Any suggestions for regression task in deep learning?

background

I am studying how to use video data to predict temporal regression value. Firstly, I tried using some backbone with pretrained parameters. Here is a part of my code.

class Mynet_LSTM(nn.Module):
   def __init__(self, model, num_classes):
       super().__init__()
       self.featureModel = nn.Sequential(*list(model.children())[:-1])
       self.linear = nn.Sequential(nn.LayerNorm(2048), nn.Linear(2048, 256))
       self.rnn = nn.LSTM(256, 128, 2, bidirectional=True, dropout=0.3)
       self.classifier = nn.Sequential(nn.LayerNorm(256), nn.Linear(256, num_classes))

       for m in self.modules():
           if isinstance(m, nn.Linear):
               n = m.in_features
               y = 1.0 / np.sqrt(n)
               m.weight.data.uniform_(-y, y)
               m.bias.data.fill_(0)

   def forward(self, x):
       b, c, t, h, w = x.shape
       x = einops.rearrange(x, 'b c t h w -> (b t) c h w', b=b, t=t)
       x = self.featureModel(x).squeeze()  # -> (b t), 2048
       x = self.linear(x)  # -> (b t), 256
       x = einops.rearrange(x, '(b t) d -> b t d', b=b, t=t)
       x, _ = self.rnn(x)
       x = einops.rearrange(x, 'b t d -> (b t) d', b=b, t=t)
       x = self.classifier(x)
       x = einops.rearrange(x, '(b t) d -> b t d', b=b, t=t)
       return x

# this is an example how to use my Net
model = torch.hub.load('facebookresearch/WSL-Images', 'resnext101_32x8d_wsl')
mymodel = Mynet_LSTM(model, 2)
frame_for_example = torch.rand(2, 3, 16, 400, 400) # b, c, t, h, w

The result are not good as I expected as shown in the picture below.
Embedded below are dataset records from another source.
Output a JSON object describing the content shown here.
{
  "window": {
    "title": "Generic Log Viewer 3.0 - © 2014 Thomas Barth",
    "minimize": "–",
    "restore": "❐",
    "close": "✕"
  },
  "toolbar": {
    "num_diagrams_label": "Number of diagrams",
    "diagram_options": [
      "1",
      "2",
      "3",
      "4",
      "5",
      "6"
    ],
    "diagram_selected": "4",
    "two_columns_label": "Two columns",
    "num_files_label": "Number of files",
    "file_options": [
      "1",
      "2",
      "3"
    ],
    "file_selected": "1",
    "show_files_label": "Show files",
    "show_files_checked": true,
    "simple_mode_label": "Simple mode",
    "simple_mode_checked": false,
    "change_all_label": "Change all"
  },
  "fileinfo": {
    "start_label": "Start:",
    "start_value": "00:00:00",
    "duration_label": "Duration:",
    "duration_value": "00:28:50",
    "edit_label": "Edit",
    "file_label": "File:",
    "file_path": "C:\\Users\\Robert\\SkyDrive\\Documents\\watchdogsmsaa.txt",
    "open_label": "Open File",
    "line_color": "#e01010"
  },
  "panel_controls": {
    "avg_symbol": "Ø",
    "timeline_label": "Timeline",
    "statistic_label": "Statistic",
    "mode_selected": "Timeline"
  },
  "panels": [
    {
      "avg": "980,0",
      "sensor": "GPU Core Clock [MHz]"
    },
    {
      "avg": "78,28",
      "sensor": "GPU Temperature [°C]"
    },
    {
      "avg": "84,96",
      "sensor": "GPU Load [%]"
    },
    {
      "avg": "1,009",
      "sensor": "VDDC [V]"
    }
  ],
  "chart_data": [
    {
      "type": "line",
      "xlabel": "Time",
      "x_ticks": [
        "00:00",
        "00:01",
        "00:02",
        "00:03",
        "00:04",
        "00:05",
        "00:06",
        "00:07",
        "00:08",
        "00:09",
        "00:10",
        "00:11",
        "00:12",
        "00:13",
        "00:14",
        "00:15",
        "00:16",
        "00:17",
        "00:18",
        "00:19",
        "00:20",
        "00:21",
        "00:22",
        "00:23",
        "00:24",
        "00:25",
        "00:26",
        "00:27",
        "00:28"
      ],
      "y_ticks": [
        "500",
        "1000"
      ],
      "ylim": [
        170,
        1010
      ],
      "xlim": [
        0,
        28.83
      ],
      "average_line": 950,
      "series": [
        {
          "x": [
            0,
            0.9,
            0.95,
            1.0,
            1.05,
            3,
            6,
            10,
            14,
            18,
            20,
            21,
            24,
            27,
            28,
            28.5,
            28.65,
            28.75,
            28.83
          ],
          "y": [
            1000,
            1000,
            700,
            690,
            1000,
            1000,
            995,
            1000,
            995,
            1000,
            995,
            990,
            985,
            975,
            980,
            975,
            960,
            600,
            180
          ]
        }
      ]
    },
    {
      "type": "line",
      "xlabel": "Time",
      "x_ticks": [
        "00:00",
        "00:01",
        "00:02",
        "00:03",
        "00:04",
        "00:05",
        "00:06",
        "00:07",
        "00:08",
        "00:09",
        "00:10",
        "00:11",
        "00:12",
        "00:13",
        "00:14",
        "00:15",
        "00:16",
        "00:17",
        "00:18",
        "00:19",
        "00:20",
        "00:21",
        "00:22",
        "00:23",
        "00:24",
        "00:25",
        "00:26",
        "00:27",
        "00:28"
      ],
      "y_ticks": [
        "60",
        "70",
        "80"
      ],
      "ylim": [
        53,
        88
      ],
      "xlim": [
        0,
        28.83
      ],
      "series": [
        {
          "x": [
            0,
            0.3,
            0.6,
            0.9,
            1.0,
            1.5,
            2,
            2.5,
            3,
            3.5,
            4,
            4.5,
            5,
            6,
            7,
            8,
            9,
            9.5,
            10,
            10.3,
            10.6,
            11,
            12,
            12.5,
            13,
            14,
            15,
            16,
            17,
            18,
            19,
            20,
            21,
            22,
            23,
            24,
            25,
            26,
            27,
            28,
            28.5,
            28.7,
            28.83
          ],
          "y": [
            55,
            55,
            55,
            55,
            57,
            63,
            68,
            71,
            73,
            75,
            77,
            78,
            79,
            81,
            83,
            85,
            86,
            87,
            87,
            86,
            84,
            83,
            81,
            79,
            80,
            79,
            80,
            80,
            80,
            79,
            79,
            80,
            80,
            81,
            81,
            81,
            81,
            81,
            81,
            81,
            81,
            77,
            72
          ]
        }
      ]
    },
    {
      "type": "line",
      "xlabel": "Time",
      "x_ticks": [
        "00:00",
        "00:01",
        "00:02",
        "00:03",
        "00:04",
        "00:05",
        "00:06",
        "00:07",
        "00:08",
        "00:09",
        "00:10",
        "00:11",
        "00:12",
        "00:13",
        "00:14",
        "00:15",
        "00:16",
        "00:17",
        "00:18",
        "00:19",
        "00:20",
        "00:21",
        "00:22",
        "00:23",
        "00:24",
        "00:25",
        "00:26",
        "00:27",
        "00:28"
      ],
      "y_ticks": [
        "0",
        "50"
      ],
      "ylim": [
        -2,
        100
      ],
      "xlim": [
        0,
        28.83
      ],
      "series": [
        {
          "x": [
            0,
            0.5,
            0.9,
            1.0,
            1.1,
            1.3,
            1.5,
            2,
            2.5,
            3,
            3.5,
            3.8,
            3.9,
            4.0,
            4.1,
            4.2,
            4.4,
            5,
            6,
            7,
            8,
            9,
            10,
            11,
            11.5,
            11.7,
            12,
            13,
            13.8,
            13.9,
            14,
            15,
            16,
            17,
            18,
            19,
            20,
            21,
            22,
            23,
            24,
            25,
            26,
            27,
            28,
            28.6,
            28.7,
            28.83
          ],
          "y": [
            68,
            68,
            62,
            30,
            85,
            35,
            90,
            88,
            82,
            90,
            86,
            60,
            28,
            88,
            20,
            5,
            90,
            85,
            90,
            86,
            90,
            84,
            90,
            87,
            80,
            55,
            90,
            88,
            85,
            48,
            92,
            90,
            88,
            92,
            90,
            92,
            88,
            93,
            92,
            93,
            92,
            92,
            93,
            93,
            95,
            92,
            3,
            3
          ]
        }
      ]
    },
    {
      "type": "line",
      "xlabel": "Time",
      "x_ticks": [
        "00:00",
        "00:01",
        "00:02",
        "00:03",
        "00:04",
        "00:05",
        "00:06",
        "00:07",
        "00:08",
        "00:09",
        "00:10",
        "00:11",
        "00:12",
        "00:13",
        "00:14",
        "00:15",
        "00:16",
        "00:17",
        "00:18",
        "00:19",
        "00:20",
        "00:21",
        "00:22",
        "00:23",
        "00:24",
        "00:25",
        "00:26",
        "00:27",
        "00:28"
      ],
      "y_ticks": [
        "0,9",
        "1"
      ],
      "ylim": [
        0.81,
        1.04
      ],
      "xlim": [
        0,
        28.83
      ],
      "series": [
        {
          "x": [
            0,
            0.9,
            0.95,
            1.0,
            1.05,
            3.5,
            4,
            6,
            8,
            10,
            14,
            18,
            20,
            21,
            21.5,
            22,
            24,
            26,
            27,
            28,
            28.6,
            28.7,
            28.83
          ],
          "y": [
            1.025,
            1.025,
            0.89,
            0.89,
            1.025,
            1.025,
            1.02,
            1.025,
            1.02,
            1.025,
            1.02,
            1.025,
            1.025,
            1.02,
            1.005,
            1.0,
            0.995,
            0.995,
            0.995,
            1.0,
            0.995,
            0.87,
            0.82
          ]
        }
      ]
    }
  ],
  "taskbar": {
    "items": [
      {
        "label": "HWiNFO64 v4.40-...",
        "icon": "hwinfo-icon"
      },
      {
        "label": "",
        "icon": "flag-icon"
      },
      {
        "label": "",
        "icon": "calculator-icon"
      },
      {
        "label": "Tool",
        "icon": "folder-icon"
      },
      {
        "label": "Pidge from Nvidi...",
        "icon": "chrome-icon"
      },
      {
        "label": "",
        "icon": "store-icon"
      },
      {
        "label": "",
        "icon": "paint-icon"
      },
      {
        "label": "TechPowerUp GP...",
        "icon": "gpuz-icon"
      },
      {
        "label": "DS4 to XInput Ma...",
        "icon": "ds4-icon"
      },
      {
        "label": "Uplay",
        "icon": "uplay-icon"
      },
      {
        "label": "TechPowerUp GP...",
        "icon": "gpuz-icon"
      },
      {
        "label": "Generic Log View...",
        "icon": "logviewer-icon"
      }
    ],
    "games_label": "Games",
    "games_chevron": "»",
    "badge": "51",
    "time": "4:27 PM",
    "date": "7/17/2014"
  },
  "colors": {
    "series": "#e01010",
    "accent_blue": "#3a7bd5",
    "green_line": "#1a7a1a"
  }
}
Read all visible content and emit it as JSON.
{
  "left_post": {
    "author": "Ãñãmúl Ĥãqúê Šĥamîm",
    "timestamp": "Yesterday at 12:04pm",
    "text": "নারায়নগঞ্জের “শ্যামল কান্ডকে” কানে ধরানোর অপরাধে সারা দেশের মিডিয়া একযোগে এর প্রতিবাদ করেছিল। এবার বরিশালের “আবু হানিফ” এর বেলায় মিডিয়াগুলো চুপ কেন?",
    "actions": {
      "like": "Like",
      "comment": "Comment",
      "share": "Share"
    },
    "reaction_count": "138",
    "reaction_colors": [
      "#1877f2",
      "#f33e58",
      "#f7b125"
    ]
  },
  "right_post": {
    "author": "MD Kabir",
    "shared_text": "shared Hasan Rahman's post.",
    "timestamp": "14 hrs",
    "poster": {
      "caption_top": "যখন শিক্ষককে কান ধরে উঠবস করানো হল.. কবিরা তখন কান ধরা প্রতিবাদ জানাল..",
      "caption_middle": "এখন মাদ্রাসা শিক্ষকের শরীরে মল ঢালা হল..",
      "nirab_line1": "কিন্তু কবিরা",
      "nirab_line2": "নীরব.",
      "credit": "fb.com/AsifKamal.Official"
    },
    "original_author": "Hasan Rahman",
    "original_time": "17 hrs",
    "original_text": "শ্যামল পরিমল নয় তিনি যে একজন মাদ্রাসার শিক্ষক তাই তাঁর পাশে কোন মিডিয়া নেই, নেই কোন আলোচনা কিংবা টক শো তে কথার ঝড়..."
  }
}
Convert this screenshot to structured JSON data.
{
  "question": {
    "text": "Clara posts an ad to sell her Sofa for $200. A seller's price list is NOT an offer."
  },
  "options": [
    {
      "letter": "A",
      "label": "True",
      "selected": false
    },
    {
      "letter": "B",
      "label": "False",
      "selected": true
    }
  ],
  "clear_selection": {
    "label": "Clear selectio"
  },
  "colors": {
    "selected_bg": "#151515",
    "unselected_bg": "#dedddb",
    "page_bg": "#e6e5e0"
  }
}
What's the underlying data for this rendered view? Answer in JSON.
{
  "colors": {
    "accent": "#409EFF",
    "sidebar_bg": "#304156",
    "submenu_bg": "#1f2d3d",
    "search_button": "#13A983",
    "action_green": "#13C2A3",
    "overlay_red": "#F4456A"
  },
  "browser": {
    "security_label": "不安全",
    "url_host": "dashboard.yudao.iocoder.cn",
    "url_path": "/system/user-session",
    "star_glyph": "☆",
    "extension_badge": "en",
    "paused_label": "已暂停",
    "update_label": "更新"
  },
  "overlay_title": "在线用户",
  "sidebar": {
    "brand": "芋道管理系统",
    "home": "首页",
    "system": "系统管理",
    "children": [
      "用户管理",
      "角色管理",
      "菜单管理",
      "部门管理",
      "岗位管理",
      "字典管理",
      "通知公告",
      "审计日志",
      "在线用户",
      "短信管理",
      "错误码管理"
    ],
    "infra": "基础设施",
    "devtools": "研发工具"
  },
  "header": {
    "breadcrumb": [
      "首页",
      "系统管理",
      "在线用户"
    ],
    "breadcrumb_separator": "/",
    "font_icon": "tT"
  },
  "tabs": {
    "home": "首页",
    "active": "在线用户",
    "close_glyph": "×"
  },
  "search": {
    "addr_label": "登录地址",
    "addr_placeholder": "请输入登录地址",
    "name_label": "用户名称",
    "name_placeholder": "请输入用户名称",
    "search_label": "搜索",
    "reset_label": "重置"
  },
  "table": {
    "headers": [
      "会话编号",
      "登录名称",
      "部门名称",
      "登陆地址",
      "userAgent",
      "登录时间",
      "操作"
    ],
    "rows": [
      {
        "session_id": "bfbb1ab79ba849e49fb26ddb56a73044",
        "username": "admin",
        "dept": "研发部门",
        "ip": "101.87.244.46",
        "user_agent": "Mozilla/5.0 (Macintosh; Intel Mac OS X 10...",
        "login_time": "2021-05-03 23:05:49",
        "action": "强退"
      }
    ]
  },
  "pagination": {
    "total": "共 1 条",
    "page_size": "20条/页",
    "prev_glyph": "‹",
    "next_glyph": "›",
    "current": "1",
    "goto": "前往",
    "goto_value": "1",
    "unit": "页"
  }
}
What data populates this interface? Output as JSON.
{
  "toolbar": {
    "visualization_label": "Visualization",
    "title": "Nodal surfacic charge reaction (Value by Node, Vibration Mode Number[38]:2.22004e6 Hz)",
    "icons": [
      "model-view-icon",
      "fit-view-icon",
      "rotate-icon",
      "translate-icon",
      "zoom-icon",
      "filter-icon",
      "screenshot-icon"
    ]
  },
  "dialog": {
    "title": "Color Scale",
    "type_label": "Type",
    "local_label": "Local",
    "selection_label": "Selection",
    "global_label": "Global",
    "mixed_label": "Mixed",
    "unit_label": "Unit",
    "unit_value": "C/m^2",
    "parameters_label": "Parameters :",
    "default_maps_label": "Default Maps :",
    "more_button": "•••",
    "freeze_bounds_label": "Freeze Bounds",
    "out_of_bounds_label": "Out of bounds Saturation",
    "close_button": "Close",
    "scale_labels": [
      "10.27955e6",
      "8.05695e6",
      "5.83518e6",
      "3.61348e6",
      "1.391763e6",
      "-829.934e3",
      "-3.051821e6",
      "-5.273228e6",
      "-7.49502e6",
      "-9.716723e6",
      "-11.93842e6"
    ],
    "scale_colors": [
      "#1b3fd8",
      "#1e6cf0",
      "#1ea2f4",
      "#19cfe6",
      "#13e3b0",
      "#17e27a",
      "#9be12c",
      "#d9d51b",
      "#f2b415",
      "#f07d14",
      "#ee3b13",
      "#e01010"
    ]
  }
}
In the training time, it worked so efficiently, but then the performing became worse during the validating time. After few days of debugging, I found out that this is because no matter what the input data is, my network will always show the output as “the last given ground_truth”. By the way, I am using nn.MSELoss() as my criterion.

the blue line is my target value and the orange one is my prediction. Using MSE as my criterion.

In the case of using CCC as my criterion, the metrics for my tasks should commonly be CCC as well. My results are shown below; even keep training for more than 5-6 epoch, the results are still the same.

the blue line is my target value and the orange one is my prediction. Using CCC I found in the github as my criterion.

question

I would like to know why this strange result happened?
And is there any suggestion for me to train the regression network?
Thanks
–Joanna